The government’s new definition of terrorism: exercising constitutional rights. While our tradition applauds those who stand up and exercise their constitutional rights, the government’s new definition of terrorism condemns such patriotic actions, as a young Alaskan from Fairbanks named Schaeffer Cox has unfortunately learned.
Schaeffer Cox came to the attention of the government’s Sovereign Citizen Task Force circa 2010 at the ripe old age of 26 as he was traveling about the country speaking about the dangerous path of destruction that the federal government has been following for far too long. Schaeffer was advocating a return to a constitutional form of government and encouraging people to prepare for the disaster that will occur if we do not do so. At that time, Schaeffer had thrice climbed Mt. McKinley and had already achieved renown for establishing the Second Amendment Task Force in Fairbanks and other Alaskan locales, and for creating the Liberty Bell, a network of concerned citizens who, upon being called, come to the scene to observe and record police encounters. Schaeffer also had a budding political career, receiving nearly 40 percent of the vote running against an incumbent in the Republican primary for the Alaska House of Representatives.

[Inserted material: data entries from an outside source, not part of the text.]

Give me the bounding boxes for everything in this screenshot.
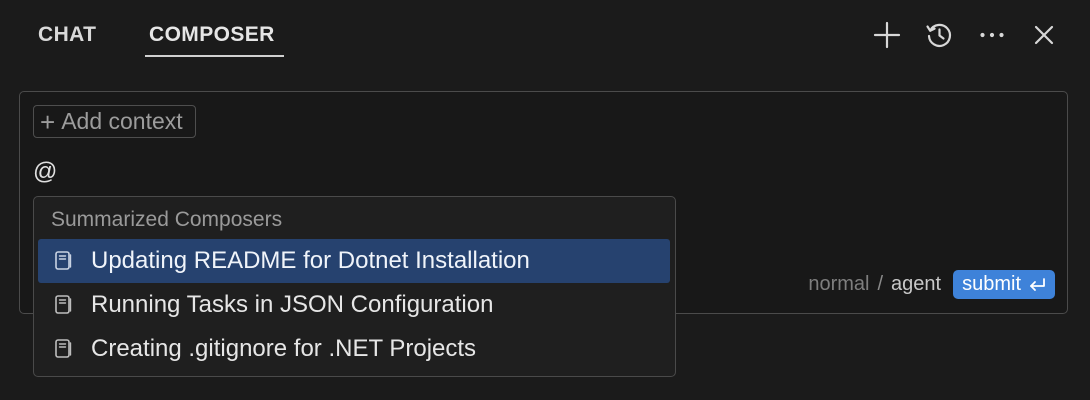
enter-icon xyxy=(1030,277,1045,291)
dropdown-item[interactable]: Running Tasks in JSON Configuration xyxy=(38,283,670,327)
document-icon xyxy=(51,338,75,360)
mode-separator: / xyxy=(877,273,884,295)
add-context-button[interactable]: + Add context xyxy=(33,105,196,138)
more-icon xyxy=(980,32,1004,38)
dropdown-item-label: Creating .gitignore for .NET Projects xyxy=(91,335,477,362)
tab-chat[interactable]: CHAT xyxy=(38,22,96,48)
new-composer-button[interactable] xyxy=(870,18,904,52)
plus-icon xyxy=(873,21,901,49)
document-icon xyxy=(51,294,75,316)
add-context-label: Add context xyxy=(61,108,183,134)
dropdown-item[interactable]: Updating README for Dotnet Installation xyxy=(38,239,670,283)
close-icon xyxy=(1034,25,1054,45)
plus-icon: + xyxy=(40,106,56,137)
panel-header: CHAT COMPOSER xyxy=(0,0,1090,70)
history-button[interactable] xyxy=(922,18,956,52)
mention-dropdown: Summarized Composers Updating README for… xyxy=(33,196,676,377)
submit-label: submit xyxy=(962,273,1021,295)
mode-normal-option[interactable]: normal xyxy=(808,273,869,296)
dropdown-item-label: Updating README for Dotnet Installation xyxy=(91,247,530,274)
document-icon xyxy=(51,250,75,272)
dropdown-item[interactable]: Creating .gitignore for .NET Projects xyxy=(38,327,670,371)
submit-button[interactable]: submit xyxy=(953,270,1055,299)
more-button[interactable] xyxy=(975,18,1009,52)
composer-input-text[interactable]: @ xyxy=(33,158,57,186)
history-icon xyxy=(926,23,952,47)
mode-agent-option[interactable]: agent xyxy=(891,273,941,296)
close-button[interactable] xyxy=(1027,18,1061,52)
mode-selector: normal / agent submit xyxy=(808,270,1055,299)
dropdown-section-title: Summarized Composers xyxy=(51,208,283,231)
dropdown-item-label: Running Tasks in JSON Configuration xyxy=(91,291,494,318)
active-tab-indicator xyxy=(145,55,284,57)
tab-composer[interactable]: COMPOSER xyxy=(149,22,275,48)
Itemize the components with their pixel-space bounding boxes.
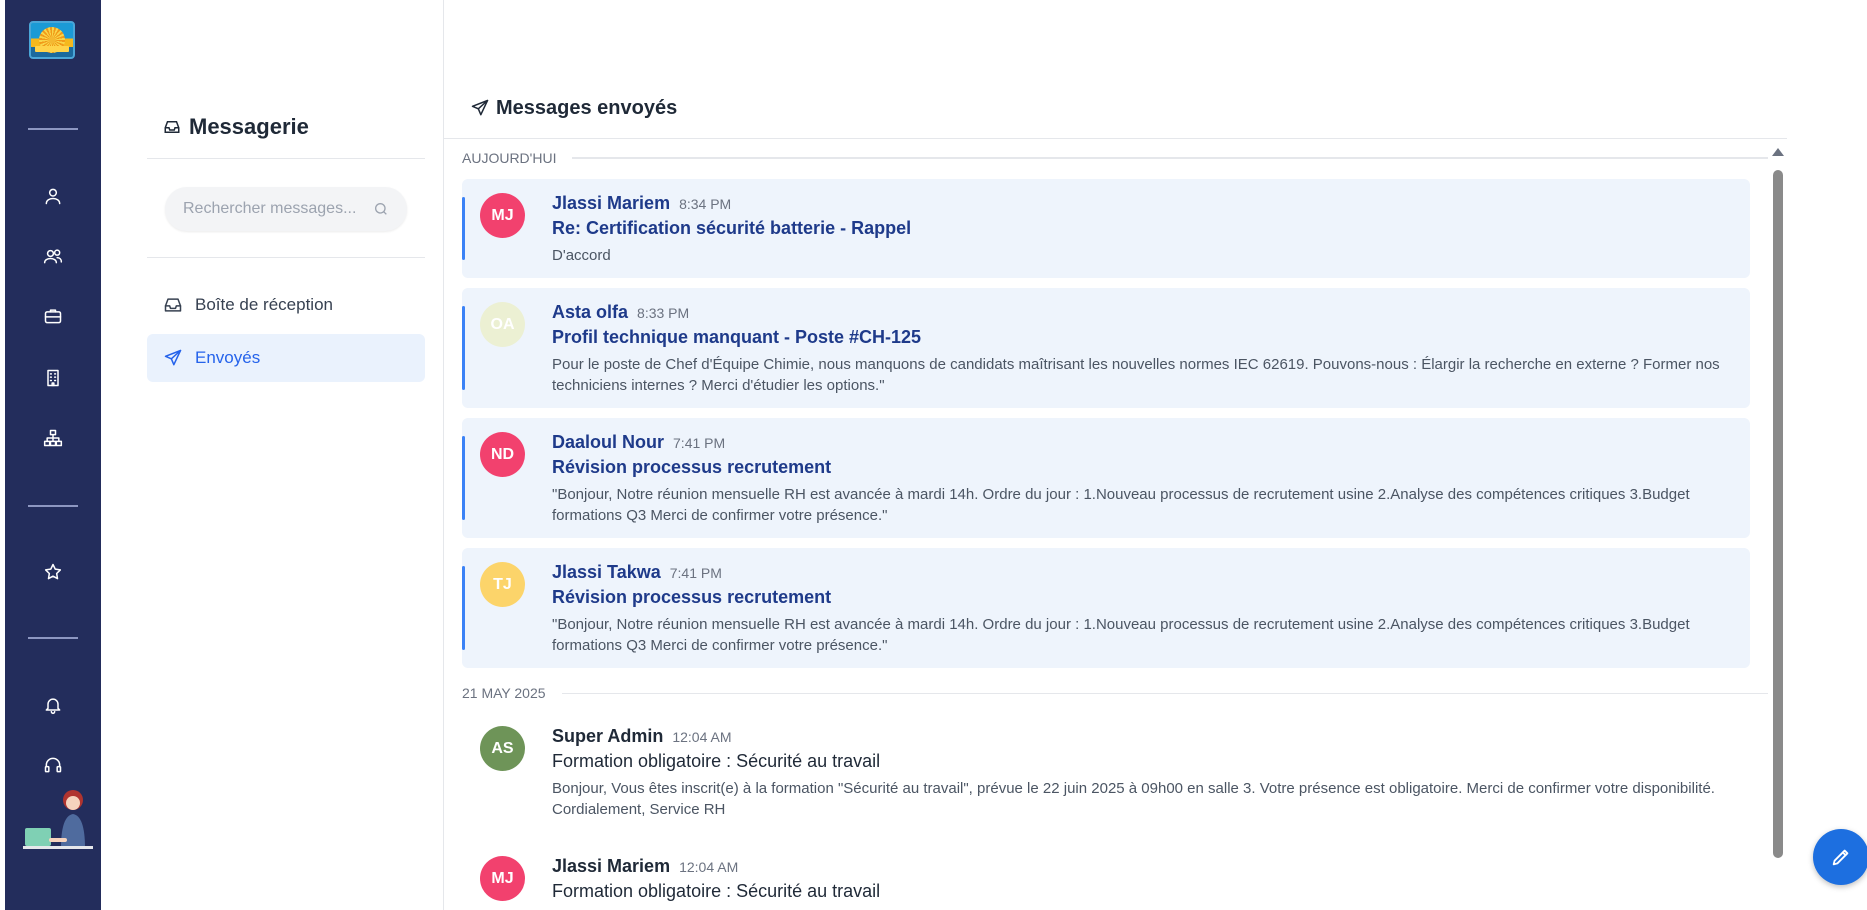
company-logo[interactable] [29,21,75,59]
message-item[interactable]: ND Daaloul Nour 7:41 PM Révision process… [462,418,1750,538]
divider [28,128,78,130]
message-time: 12:04 AM [672,729,732,745]
divider [28,637,78,639]
message-preview: Bonjour, Vous êtes inscrit(e) à la forma… [552,780,1715,818]
headset-icon[interactable] [41,753,65,777]
message-subject: Formation obligatoire : Sécurité au trav… [552,881,881,901]
message-subject: Profil technique manquant - Poste #CH-12… [552,327,922,347]
message-preview: "Bonjour, Notre réunion mensuelle RH est… [552,486,1690,524]
send-icon [164,349,182,366]
divider [147,158,425,159]
search-box[interactable] [165,187,407,231]
compose-button[interactable] [1813,829,1867,885]
message-sender: Asta olfa [552,302,629,322]
date-group-header: AUJOURD'HUI [462,143,1768,173]
inbox-icon [164,121,180,133]
nav-item-label: Envoyés [195,348,261,367]
app: Messagerie Boîte de réception Envoyés Me… [0,0,1867,910]
message-subject: Révision processus recrutement [552,587,832,607]
divider [147,257,425,258]
message-time: 8:34 PM [679,196,732,212]
message-item[interactable]: MJ Jlassi Mariem 12:04 AM Formation obli… [462,842,1750,910]
message-preview: D'accord [552,247,611,264]
message-subject: Révision processus recrutement [552,457,832,477]
star-icon[interactable] [41,560,65,584]
message-sender: Jlassi Mariem [552,193,671,213]
scrollbar-thumb[interactable] [1773,170,1783,858]
message-item[interactable]: MJ Jlassi Mariem 8:34 PM Re: Certificati… [462,179,1750,278]
search-icon[interactable] [373,201,389,217]
sent-messages-view: Messages envoyés AUJOURD'HUI MJ Jlassi M… [444,78,1787,910]
message-preview: "Bonjour, Notre réunion mensuelle RH est… [552,616,1690,654]
bell-icon[interactable] [41,693,65,717]
date-group-label: 21 MAY 2025 [462,685,546,701]
avatar: MJ [480,856,525,901]
avatar: ND [480,432,525,477]
message-list[interactable]: AUJOURD'HUI MJ Jlassi Mariem 8:34 PM Re:… [462,139,1768,910]
view-header: Messages envoyés [444,78,1787,139]
user-icon[interactable] [41,184,65,208]
nav-item-sent[interactable]: Envoyés [147,334,425,382]
message-preview: Pour le poste de Chef d'Équipe Chimie, n… [552,356,1720,394]
message-time: 8:33 PM [637,305,690,321]
avatar: TJ [480,562,525,607]
nav-item-label: Boîte de réception [195,295,333,314]
assistant-illustration[interactable] [21,786,97,856]
avatar: OA [480,302,525,347]
date-group-header: 21 MAY 2025 [462,678,1768,708]
divider [28,505,78,507]
inbox-icon [164,298,182,312]
messaging-panel: Messagerie Boîte de réception Envoyés [101,0,444,910]
message-item[interactable]: AS Super Admin 12:04 AM Formation obliga… [462,712,1750,832]
message-sender: Daaloul Nour [552,432,665,452]
message-sender: Super Admin [552,726,664,746]
briefcase-icon[interactable] [41,304,65,328]
sidebar-rail [5,0,101,910]
message-sender: Jlassi Mariem [552,856,671,876]
building-icon[interactable] [41,366,65,390]
scrollbar[interactable] [1770,145,1784,910]
panel-title-text: Messagerie [189,114,309,139]
view-title: Messages envoyés [496,96,678,119]
date-group-label: AUJOURD'HUI [462,150,557,166]
message-time: 7:41 PM [669,565,722,581]
message-time: 12:04 AM [679,859,739,875]
message-subject: Formation obligatoire : Sécurité au trav… [552,751,881,771]
send-icon [471,99,489,116]
pencil-icon [1832,849,1849,866]
message-sender: Jlassi Takwa [552,562,661,582]
message-time: 7:41 PM [673,435,726,451]
message-subject: Re: Certification sécurité batterie - Ra… [552,218,912,238]
scroll-up-arrow[interactable] [1772,148,1784,156]
org-chart-icon[interactable] [41,426,65,450]
panel-title: Messagerie [163,114,309,140]
users-icon[interactable] [41,244,65,268]
avatar: AS [480,726,525,771]
nav-item-inbox[interactable]: Boîte de réception [147,281,425,329]
avatar: MJ [480,193,525,238]
message-item[interactable]: OA Asta olfa 8:33 PM Profil technique ma… [462,288,1750,408]
message-item[interactable]: TJ Jlassi Takwa 7:41 PM Révision process… [462,548,1750,668]
search-input[interactable] [183,200,373,218]
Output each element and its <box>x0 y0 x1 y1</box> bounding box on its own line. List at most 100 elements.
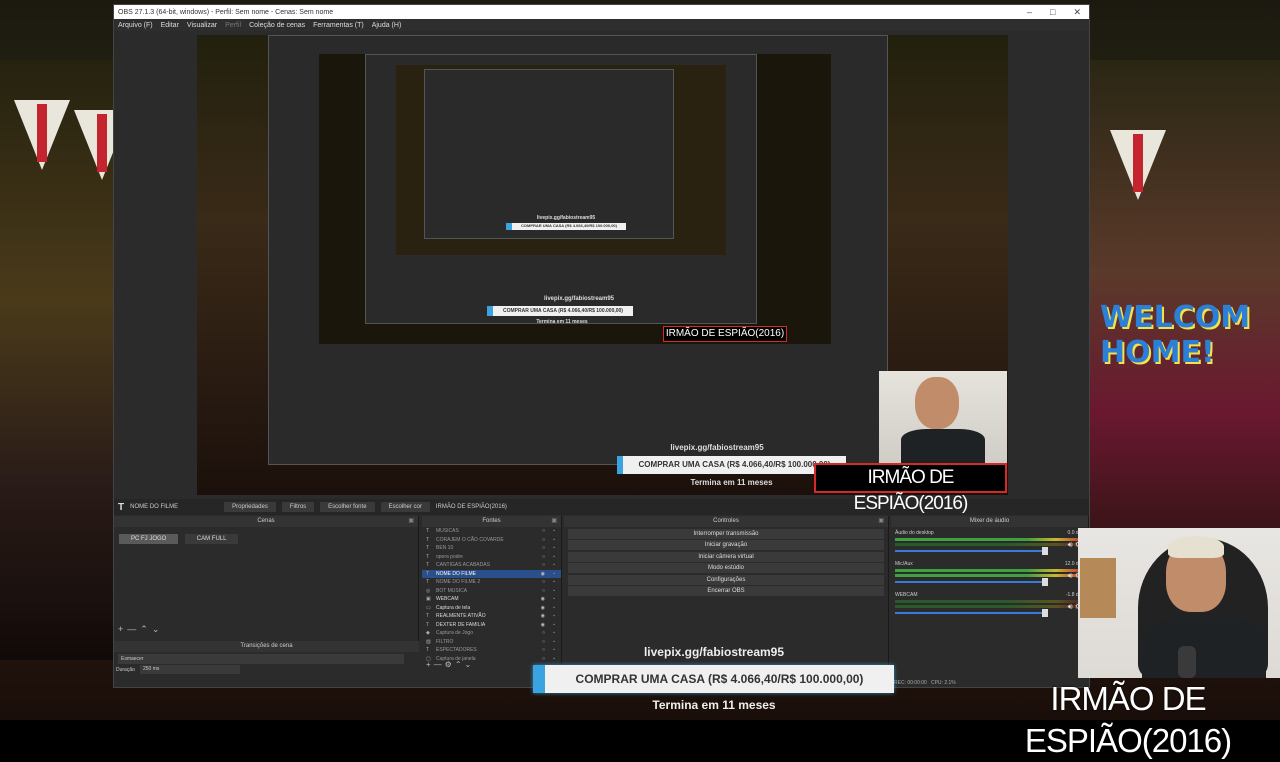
volume-slider[interactable] <box>895 547 1048 555</box>
bunting-flag <box>14 100 70 170</box>
close-button[interactable]: ✕ <box>1073 7 1081 18</box>
source-item[interactable]: T NOME DO FILME ◉ ▪ <box>422 569 561 579</box>
stop-streaming-button[interactable]: Interromper transmissão <box>568 528 884 539</box>
menu-scene-collection[interactable]: Coleção de cenas <box>249 22 305 29</box>
lock-icon[interactable]: ▪ <box>553 646 555 655</box>
settings-button[interactable]: Configurações <box>568 574 884 585</box>
menu-help[interactable]: Ajuda (H) <box>372 22 402 29</box>
move-up-icon[interactable]: ⌃ <box>140 624 152 634</box>
lock-icon[interactable]: ▪ <box>553 621 555 630</box>
menu-bar: Arquivo (F) Editar Visualizar Perfil Col… <box>114 19 1089 31</box>
source-item[interactable]: T CANTIGAS ACABADAS ○ ▪ <box>422 561 561 570</box>
scene-pc-fj-jogo[interactable]: PC FJ JOGO <box>119 534 179 544</box>
eye-icon[interactable]: ○ <box>542 544 545 553</box>
lock-icon[interactable]: ▪ <box>553 638 555 647</box>
studio-mode-button[interactable]: Modo estúdio <box>568 563 884 573</box>
add-scene-icon[interactable]: + <box>118 624 127 634</box>
source-item[interactable]: Topera podre ○ ▪ <box>422 553 561 562</box>
source-label: BEN 10 <box>436 545 454 551</box>
gear-icon[interactable]: ⚙ <box>445 660 455 669</box>
eye-icon[interactable]: ○ <box>542 578 545 587</box>
eye-icon[interactable]: ◉ <box>541 570 545 579</box>
source-item[interactable]: T MUSICAS ○ ▪ <box>422 527 561 536</box>
eye-icon[interactable]: ◉ <box>541 621 545 630</box>
obs-window: OBS 27.1.3 (64-bit, windows) - Perfil: S… <box>113 4 1090 688</box>
source-item[interactable]: T CORAJEM O CÃO COVARDE ○ ▪ <box>422 536 561 545</box>
add-source-icon[interactable]: + <box>426 660 434 669</box>
lock-icon[interactable]: ▪ <box>553 561 555 570</box>
source-item[interactable]: ▣ WEBCAM ◉ ▪ <box>422 595 561 604</box>
filters-button[interactable]: Filtros <box>281 502 315 512</box>
start-virtual-camera-button[interactable]: Iniciar câmera virtual <box>568 551 884 562</box>
choose-color-button[interactable]: Escolher cor <box>380 502 430 512</box>
menu-edit[interactable]: Editar <box>161 22 179 29</box>
source-label: DEXTER DE FAMILIA <box>436 621 486 628</box>
move-down-icon[interactable]: ⌄ <box>465 660 475 669</box>
maximize-button[interactable]: □ <box>1050 7 1055 18</box>
source-item[interactable]: T ESPECTADORES ○ ▪ <box>422 646 561 655</box>
properties-button[interactable]: Propriedades <box>224 502 276 512</box>
source-item[interactable]: T BEN 10 ○ ▪ <box>422 544 561 553</box>
eye-icon[interactable]: ○ <box>542 527 545 536</box>
eye-icon[interactable]: ○ <box>542 561 545 570</box>
preview-canvas[interactable]: livepix.gg/fabiostream95 COMPRAR UMA CAS… <box>197 35 1008 495</box>
menu-tools[interactable]: Ferramentas (T) <box>313 22 364 29</box>
remove-source-icon[interactable]: — <box>434 660 445 669</box>
lock-icon[interactable]: ▪ <box>553 544 555 553</box>
volume-slider[interactable] <box>895 578 1048 586</box>
duration-field[interactable]: 250 ms <box>140 665 240 674</box>
eye-icon[interactable]: ○ <box>542 587 545 596</box>
text-icon: T <box>426 647 430 653</box>
minimize-button[interactable]: – <box>1027 7 1032 18</box>
choose-font-button[interactable]: Escolher fonte <box>320 502 375 512</box>
cpu-usage: CPU: 2.1% <box>930 680 956 686</box>
lock-icon[interactable]: ▪ <box>553 570 555 579</box>
dock-pin-icon[interactable]: ▣ <box>408 516 414 527</box>
lock-icon[interactable]: ▪ <box>553 629 555 638</box>
lock-icon[interactable]: ▪ <box>553 612 555 621</box>
source-item[interactable]: ▭ Captura de tela ◉ ▪ <box>422 604 561 613</box>
menu-profile[interactable]: Perfil <box>225 22 241 29</box>
lock-icon[interactable]: ▪ <box>553 578 555 587</box>
exit-button[interactable]: Encerrar OBS <box>568 586 884 596</box>
lock-icon[interactable]: ▪ <box>553 655 555 664</box>
text-value-field[interactable]: IRMÃO DE ESPIÃO(2016) <box>436 504 507 510</box>
source-item[interactable]: ◎ BOT MUSICA ○ ▪ <box>422 587 561 596</box>
sources-actions: +—⚙⌃⌄ <box>426 660 474 669</box>
eye-icon[interactable]: ○ <box>542 646 545 655</box>
remove-scene-icon[interactable]: — <box>127 624 140 634</box>
eye-icon[interactable]: ○ <box>542 655 545 664</box>
source-item[interactable]: ◆ Captura de Jogo ○ ▪ <box>422 629 561 638</box>
source-item[interactable]: T NOME DO FILME 2 ○ ▪ <box>422 578 561 587</box>
eye-icon[interactable]: ○ <box>542 553 545 562</box>
lock-icon[interactable]: ▪ <box>553 587 555 596</box>
audio-mixer-dock: Mixer de áudio Áudio do desktop 0.0 dB 🔊… <box>891 516 1089 671</box>
eye-icon[interactable]: ○ <box>542 638 545 647</box>
text-icon: T <box>426 553 430 560</box>
menu-file[interactable]: Arquivo (F) <box>118 22 153 29</box>
lock-icon[interactable]: ▪ <box>553 527 555 536</box>
preview-webcam-face <box>915 377 959 429</box>
scene-cam-full[interactable]: CAM FULL <box>184 534 239 544</box>
lock-icon[interactable]: ▪ <box>553 536 555 545</box>
lock-icon[interactable]: ▪ <box>553 604 555 613</box>
eye-icon[interactable]: ◉ <box>541 604 545 613</box>
move-up-icon[interactable]: ⌃ <box>455 660 465 669</box>
menu-view[interactable]: Visualizar <box>187 22 217 29</box>
eye-icon[interactable]: ○ <box>542 629 545 638</box>
volume-meter <box>895 605 1084 608</box>
eye-icon[interactable]: ○ <box>542 536 545 545</box>
transition-select[interactable]: Esmaecer <box>118 654 404 664</box>
source-item[interactable]: ▨ FILTRO ○ ▪ <box>422 638 561 647</box>
source-item[interactable]: T DEXTER DE FAMILIA ◉ ▪ <box>422 621 561 630</box>
eye-icon[interactable]: ◉ <box>541 612 545 621</box>
source-label: CANTIGAS ACABADAS <box>436 562 490 568</box>
move-down-icon[interactable]: ⌄ <box>152 624 164 634</box>
eye-icon[interactable]: ◉ <box>541 595 545 604</box>
start-recording-button[interactable]: Iniciar gravação <box>568 540 884 550</box>
lock-icon[interactable]: ▪ <box>553 553 555 562</box>
lock-icon[interactable]: ▪ <box>553 595 555 604</box>
source-item[interactable]: T REALMENTE ATIVÃO ◉ ▪ <box>422 612 561 621</box>
volume-slider[interactable] <box>895 609 1048 617</box>
preview-livepix: livepix.gg/fabiostream95 <box>670 443 764 452</box>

The government’s response to all of this was to employ two despicable agents provocateur — crime creators — in efforts to intimidate, coerce, and otherwise pressure Schaeffer into “committing” a crime for which the government could then prosecute him into silence.
The first agent provocateur was Bill Fulton, an alcoholic prone to violent and otherwise-threatening outbursts, and who is perhaps more well known for torpedoing Joe Miller’s 2010 United States Senate campaign by handcuffing a local Anchorage reporter, all the while working as a federal agent. The second such crime creator was Gerald “J.R.” Olson, a con man, sociopath, and convicted felon who was facing multiple new felony charges for taking many tens of thousands of dollars from the elderly and others under the guise of installing non-existent septic systems.
For his part, Fulton openly strove to cause Schaeffer to engage in or commit violence against the government. Fulton went so far as to place a knife to one of Schaeffer’s friend’s throats when Schaeffer emphatically rejected Fulton’s path. When all was said and done, the government paid Fulton via a compensation package worth well into the six-figure range.
Olson’s deceit was more subtle. He infiltrated Schaeffer’s small militia group and concocted a plan to kill two for every one of the militia members who went down. Schaeffer steadfastly rejected Olson’s plan; and on February 19, 2011, Schaeffer announced that he and his family were immediately leaving Fairbanks for the Lower 48. A desperate Olson promptly stole Schaeffer’s car battery and then kept a completely fatigued Schaeffer in Fairbanks with repeated false promises of a non-existent trucker who was on his way to Alaska and would transport Schaeffer and his family to the Lower 48. When all was said and done, Olson walked away from all his criminal charges, stole thousands of dollars of Schaeffer’s gold, and was asking to be paid hundreds of thousands of dollars by the government.